Objectives: Cluster randomised trials, in which groups of individuals are randomised, are increasingly being used in the health field. Adopting a clustered approach has implications for the design of such trials, and sample size calculations need to be inflated to accommodate for the clustering effect. Reliable estimates of intracluster correlation coefficients (ICCs) are required for robust sample size calculations to be made; however, little empirical evidence is available on their likely size, and on factors which influence their magnitude. The aim of this study was to generate empirical estimates of ICCs and to explore factors which may affect their magnitude.
Methods: Empirical estimates of ICCs were calculated for both process variables and patient outcomes from a number of datasets of primary and secondary care implementation studies.
Results: Estimates of ICCs varied according to setting and type of outcome.

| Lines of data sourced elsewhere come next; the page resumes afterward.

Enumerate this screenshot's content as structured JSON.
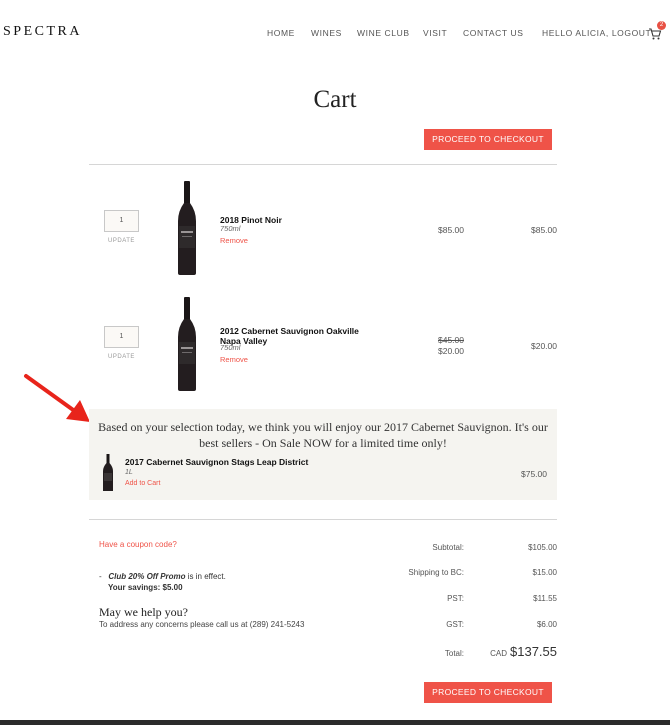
{
  "brand": {
    "logo": "SPECTRA"
  },
  "nav": {
    "items": [
      "HOME",
      "WINES",
      "WINE CLUB",
      "VISIT",
      "CONTACT US"
    ],
    "account": "HELLO ALICIA, LOGOUT",
    "cart_count": "2"
  },
  "page": {
    "title": "Cart"
  },
  "checkout_label": "PROCEED TO CHECKOUT",
  "cart": {
    "items": [
      {
        "qty": "1",
        "update": "UPDATE",
        "name": "2018 Pinot Noir",
        "size": "750ml",
        "remove": "Remove",
        "price_original": "",
        "price": "$85.00",
        "total": "$85.00"
      },
      {
        "qty": "1",
        "update": "UPDATE",
        "name": "2012 Cabernet Sauvignon Oakville Napa Valley",
        "size": "750ml",
        "remove": "Remove",
        "price_original": "$45.00",
        "price": "$20.00",
        "total": "$20.00"
      }
    ]
  },
  "recommendation": {
    "message": "Based on your selection today, we think you will enjoy our 2017 Cabernet Sauvignon. It's our best sellers - On Sale NOW for a limited time only!",
    "name": "2017 Cabernet Sauvignon Stags Leap District",
    "size": "1L",
    "add": "Add to Cart",
    "price": "$75.00"
  },
  "coupon": {
    "link": "Have a coupon code?"
  },
  "promo": {
    "dash": "-",
    "name": "Club 20% Off Promo",
    "suffix": "is in effect.",
    "savings": "Your savings: $5.00"
  },
  "help": {
    "title": "May we help you?",
    "text": "To address any concerns please call us at (289) 241-5243"
  },
  "summary": {
    "subtotal_label": "Subtotal:",
    "subtotal": "$105.00",
    "shipping_label": "Shipping to BC:",
    "shipping": "$15.00",
    "pst_label": "PST:",
    "pst": "$11.55",
    "gst_label": "GST:",
    "gst": "$6.00",
    "total_label": "Total:",
    "currency": "CAD",
    "total": "$137.55"
  },
  "colors": {
    "accent": "#ef5348",
    "reco_bg": "#f5f4f0",
    "annotation_arrow": "#e8241b"
  }
}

Estimates of ICCs for process variables were higher than those for patient outcomes, and estimates derived from secondary care were higher than those from primary care. ICCs for process variables in primary care were of the order of 0.05-0.15, whilst those in secondary care were of the order of 0.3. Estimates for patient outcomes in primary care were generally lower than 0.05.
Conclusions: Adopting cluster randomisation has implications for the design, size and analysis of clinical trials. This study gives an insight into the potential size of ICCs in primary and secondary care, and provides a practical guide to researchers to aid the planning of future studies in this area.